The approach: mark the record as psp_uncertain and enqueue it for reconciliation. A separate worker queries the PSP's API (using the idempotency key, which is forwarded to the PSP) to determine the actual outcome. Most PSPs support idempotency on their end, which makes this retriable and safe.

The API returns a 202 Accepted to the client with a status: pending payload. The client can poll or wait for a webhook.

Scaling for Throughput

Thousands of transactions per second is not a small number, but it is not an unusual one for payment systems. The bottleneck is almost always the database.

Database Strategy

Aurora PostgreSQL in Multi-AZ provides a writer instance for mutations and reader replicas for read-heavy idempotency lookups. The Redis cache in front absorbs the majority of retry reads, so the database primarily handles writes and cache misses.

Key decisions:

Connection pooling — ECS tasks connect through RDS Proxy. Without it, thousands of short-lived connections from Fargate tasks would overwhelm the database connection limit. RDS Proxy multiplexes connections and handles failover transparently.

Partitioning — The idempotency_requests table is range-partitioned by created_at (monthly). Pruning old records becomes a fast partition drop instead of a slow DELETE over millions of rows.

Write optimization — Ledger entries are batched using SQS FIFO queues. The charge service writes the idempotency record synchronously (the client is waiting), but ledger entries, analytics events, and webhook dispatches happen asynchronously. This keeps the hot path fast.

Auto-Scaling

The charge service scales on CPU utilization. The ledger workers scale on SQS queue depth — if the queue is growing, more consumers are needed. API Gateway enforces per-client rate limits so that one misbehaving client cannot starve others.

Observability

A payment system without observability is a liability. When a merchant reports a missing charge, you need to trace the exact path of that request in seconds, not hours.

Typical observability stack:

  • Structured logging — Every log line includes idempotency_key, client_id, trace_id, and psp_reference. CloudWatch Logs with JSON formatting.
  • Distributed tracing — AWS X-Ray traces a request from API Gateway through the charge service to the PSP call and back. The trace ID propagates through SQS to the async workers.
  • Metrics — CloudWatch custom metrics for charge success rate, PSP latency percentiles (p50, p95, p99), idempotency cache hit rate, and psp_uncertain count. Alarms fire on anomalies.
  • Audit trail — Every state transition of an idempotency record is logged to an append-only audit table. This is non-negotiable for PCI compliance and dispute resolution.
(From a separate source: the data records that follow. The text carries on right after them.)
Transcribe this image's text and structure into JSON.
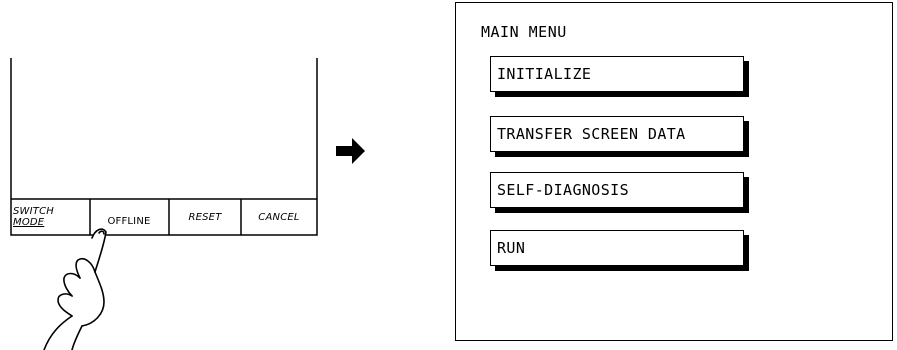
{
  "device": {
    "buttons": {
      "switch_mode_line1": "SWITCH",
      "switch_mode_line2": "MODE",
      "offline": "OFFLINE",
      "reset": "RESET",
      "cancel": "CANCEL"
    }
  },
  "arrow": {
    "icon": "right-arrow-icon"
  },
  "main_menu": {
    "title": "MAIN MENU",
    "items": [
      {
        "label": "INITIALIZE"
      },
      {
        "label": "TRANSFER SCREEN DATA"
      },
      {
        "label": "SELF-DIAGNOSIS"
      },
      {
        "label": "RUN"
      }
    ]
  }
}
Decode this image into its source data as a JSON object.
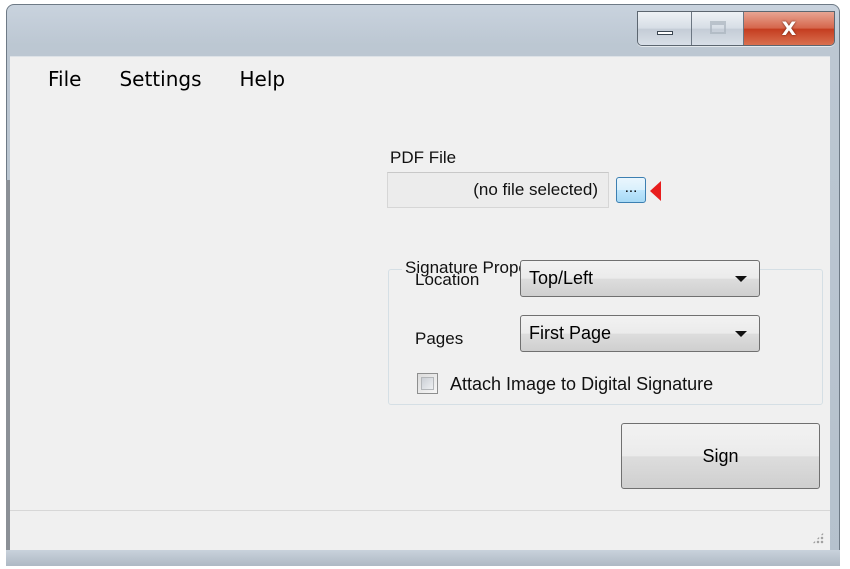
{
  "window": {
    "title": "",
    "caption_buttons": {
      "minimize": "minimize-icon",
      "maximize": "maximize-icon",
      "close_glyph": "X"
    }
  },
  "menu": {
    "items": [
      {
        "label": "File"
      },
      {
        "label": "Settings"
      },
      {
        "label": "Help"
      }
    ]
  },
  "pdf": {
    "label": "PDF File",
    "value": "(no file selected)",
    "browse_label": "..."
  },
  "signature_properties": {
    "title": "Signature Properties",
    "location": {
      "label": "Location",
      "selected": "Top/Left"
    },
    "pages": {
      "label": "Pages",
      "selected": "First Page"
    },
    "attach_image": {
      "label": "Attach Image to Digital Signature",
      "checked": false
    }
  },
  "actions": {
    "sign_label": "Sign"
  },
  "colors": {
    "annotation_marker": "#e81d1d",
    "client_background": "#f0f0f0",
    "close_button": "#c43c1f"
  }
}
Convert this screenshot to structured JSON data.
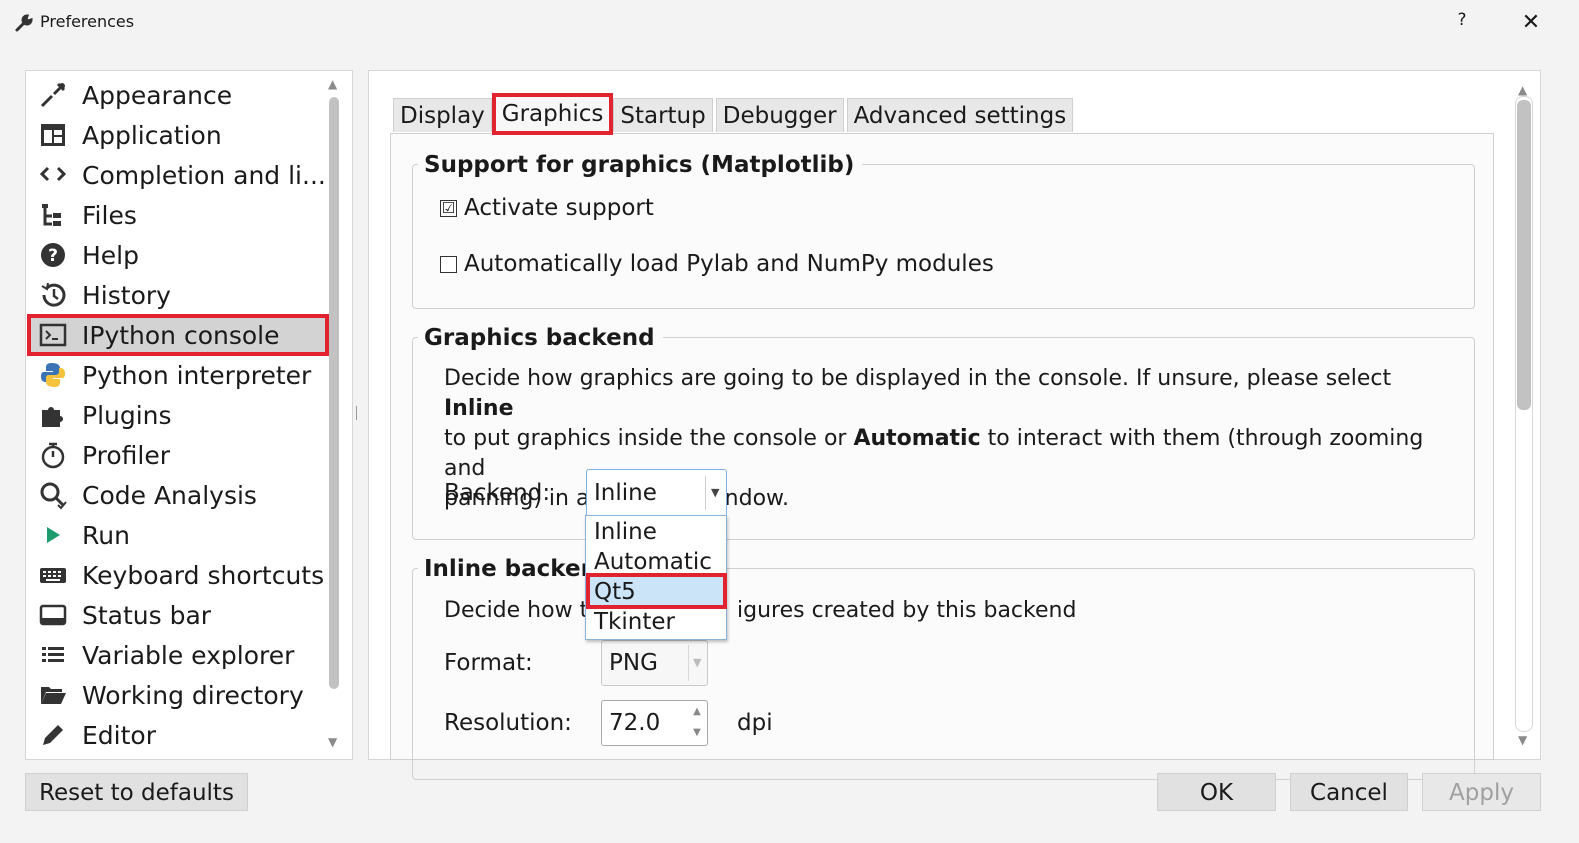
{
  "window": {
    "title": "Preferences",
    "help": "?",
    "close": "✕"
  },
  "sidebar": {
    "items": [
      {
        "label": "Appearance",
        "icon": "paintbrush-icon"
      },
      {
        "label": "Application",
        "icon": "layout-icon"
      },
      {
        "label": "Completion and li...",
        "icon": "completion-icon"
      },
      {
        "label": "Files",
        "icon": "file-tree-icon"
      },
      {
        "label": "Help",
        "icon": "help-circle-icon"
      },
      {
        "label": "History",
        "icon": "history-icon"
      },
      {
        "label": "IPython console",
        "icon": "terminal-icon",
        "selected": true
      },
      {
        "label": "Python interpreter",
        "icon": "python-icon"
      },
      {
        "label": "Plugins",
        "icon": "puzzle-icon"
      },
      {
        "label": "Profiler",
        "icon": "stopwatch-icon"
      },
      {
        "label": "Code Analysis",
        "icon": "code-analysis-icon"
      },
      {
        "label": "Run",
        "icon": "play-icon"
      },
      {
        "label": "Keyboard shortcuts",
        "icon": "keyboard-icon"
      },
      {
        "label": "Status bar",
        "icon": "statusbar-icon"
      },
      {
        "label": "Variable explorer",
        "icon": "list-icon"
      },
      {
        "label": "Working directory",
        "icon": "folder-open-icon"
      },
      {
        "label": "Editor",
        "icon": "pencil-icon"
      }
    ]
  },
  "tabs": [
    {
      "label": "Display"
    },
    {
      "label": "Graphics",
      "active": true
    },
    {
      "label": "Startup"
    },
    {
      "label": "Debugger"
    },
    {
      "label": "Advanced settings"
    }
  ],
  "graphics_support": {
    "title": "Support for graphics (Matplotlib)",
    "activate_label": "Activate support",
    "activate_checked": "☑",
    "autoload_label": "Automatically load Pylab and NumPy modules"
  },
  "backend_group": {
    "title": "Graphics backend",
    "desc_1": "Decide how graphics are going to be displayed in the console. If unsure, please select ",
    "desc_bold_1": "Inline",
    "desc_2": "to put graphics inside the console or ",
    "desc_bold_2": "Automatic",
    "desc_3": " to interact with them (through zooming and",
    "desc_4": "panning) in a separate window.",
    "backend_label": "Backend:",
    "backend_value": "Inline",
    "options": [
      "Inline",
      "Automatic",
      "Qt5",
      "Tkinter"
    ],
    "highlighted_option": "Qt5"
  },
  "inline_group": {
    "title": "Inline backend",
    "desc_left": "Decide how to",
    "desc_right": "igures created by this backend",
    "format_label": "Format:",
    "format_value": "PNG",
    "resolution_label": "Resolution:",
    "resolution_value": "72.0",
    "resolution_unit": "dpi"
  },
  "buttons": {
    "reset": "Reset to defaults",
    "ok": "OK",
    "cancel": "Cancel",
    "apply": "Apply"
  }
}
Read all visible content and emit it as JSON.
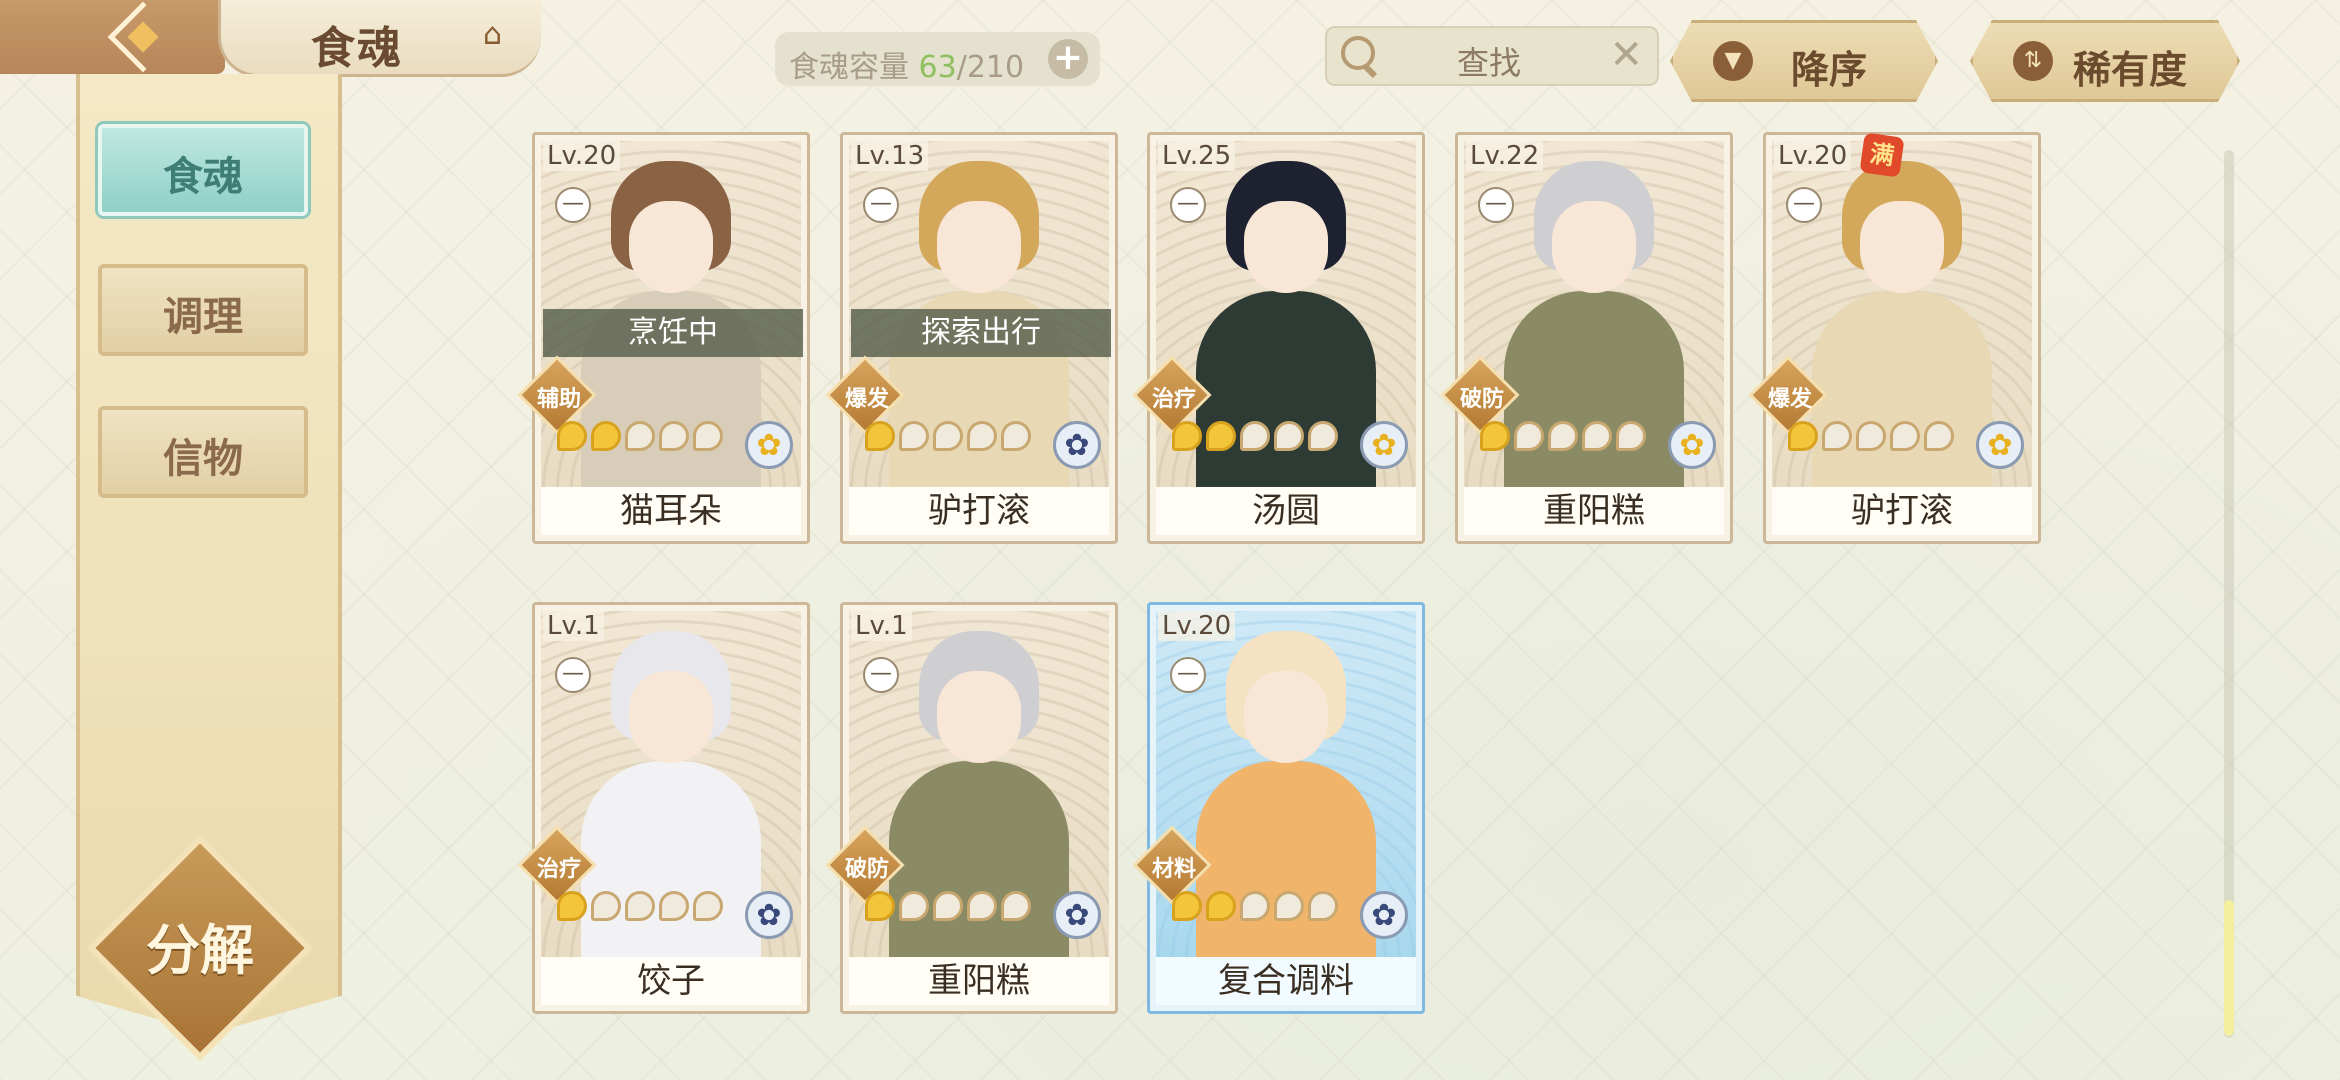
{
  "header": {
    "title": "食魂",
    "capacity_label": "食魂容量",
    "capacity_current": "63",
    "capacity_total": "/210",
    "search_placeholder": "查找",
    "sort_order_label": "降序",
    "sort_key_label": "稀有度"
  },
  "sidebar": {
    "items": [
      {
        "label": "食魂",
        "active": true
      },
      {
        "label": "调理",
        "active": false
      },
      {
        "label": "信物",
        "active": false
      }
    ],
    "decompose_label": "分解"
  },
  "cards": [
    {
      "level": "Lv.20",
      "name": "猫耳朵",
      "role": "辅助",
      "status": "烹饪中",
      "stars": 2,
      "emblem": "gold",
      "theme": "normal"
    },
    {
      "level": "Lv.13",
      "name": "驴打滚",
      "role": "爆发",
      "status": "探索出行",
      "stars": 1,
      "emblem": "navy",
      "theme": "normal"
    },
    {
      "level": "Lv.25",
      "name": "汤圆",
      "role": "治疗",
      "status": "",
      "stars": 2,
      "emblem": "gold",
      "theme": "normal"
    },
    {
      "level": "Lv.22",
      "name": "重阳糕",
      "role": "破防",
      "status": "",
      "stars": 1,
      "emblem": "gold",
      "theme": "normal"
    },
    {
      "level": "Lv.20",
      "name": "驴打滚",
      "role": "爆发",
      "status": "",
      "stars": 1,
      "emblem": "gold",
      "theme": "normal",
      "max_badge": "满"
    },
    {
      "level": "Lv.1",
      "name": "饺子",
      "role": "治疗",
      "status": "",
      "stars": 1,
      "emblem": "navy",
      "theme": "normal"
    },
    {
      "level": "Lv.1",
      "name": "重阳糕",
      "role": "破防",
      "status": "",
      "stars": 1,
      "emblem": "navy",
      "theme": "normal"
    },
    {
      "level": "Lv.20",
      "name": "复合调料",
      "role": "材料",
      "status": "",
      "stars": 2,
      "emblem": "navy",
      "theme": "blue"
    }
  ],
  "colors": {
    "accent_teal": "#8fd0c6",
    "gold": "#f2c53a",
    "brown": "#6b4b2d"
  }
}
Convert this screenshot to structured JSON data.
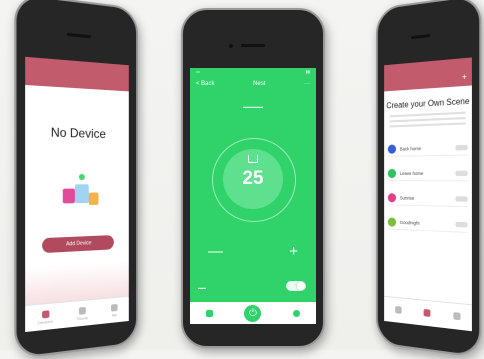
{
  "left_phone": {
    "header_text": "",
    "title": "No Device",
    "button_label": "Add Device",
    "tabs": [
      {
        "label": "Devices",
        "color": "#c25b6c"
      },
      {
        "label": "Scene",
        "color": "#bbbbbb"
      },
      {
        "label": "Me",
        "color": "#bbbbbb"
      }
    ]
  },
  "center_phone": {
    "back_label": "< Back",
    "nav_title": "Nest",
    "mode_label": "",
    "temperature": "25",
    "minus": "—",
    "plus": "+",
    "power_icon": "⏻"
  },
  "right_phone": {
    "title": "Create your Own Scene",
    "scenes": [
      {
        "label": "Back home",
        "color": "#3b5bd9"
      },
      {
        "label": "Leave home",
        "color": "#2fc35f"
      },
      {
        "label": "Sunrise",
        "color": "#e0418a"
      },
      {
        "label": "Goodnight",
        "color": "#7bbf3a"
      }
    ]
  },
  "colors": {
    "accent_pink": "#c25b6c",
    "accent_green": "#2fd36a"
  }
}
Common Pitfalls (From What I've Read)

Starting with standard SQS instead of FIFO. Standard queues do not guarantee ordering. For ledger entries and reconciliation, ordering matters. FIFO queues with message group IDs (keyed on merchant ID) are the right choice from the start.

Treating reconciliation as an afterthought. Reconciliation is how you recover from PSP timeouts and ambiguous failures. It should be designed early, not bolted on later.

Underestimating the importance of contract testing. PSP APIs change. Rate limit behaviors change. Error response formats change. Contract tests against PSP sandbox environments catch these before production.

Summary

A payment gateway is not primarily a throughput problem. It is a correctness problem. The system must be correct under every failure mode: client retries, PSP timeouts, database failovers, service crashes mid-transaction.

Idempotency is the foundation. Everything else — caching, scaling, async processing — is built on top of the guarantee that a charge request with the same key always produces the same result. Get that right, and the rest is engineering. Get it wrong, and no amount of throughput will save you.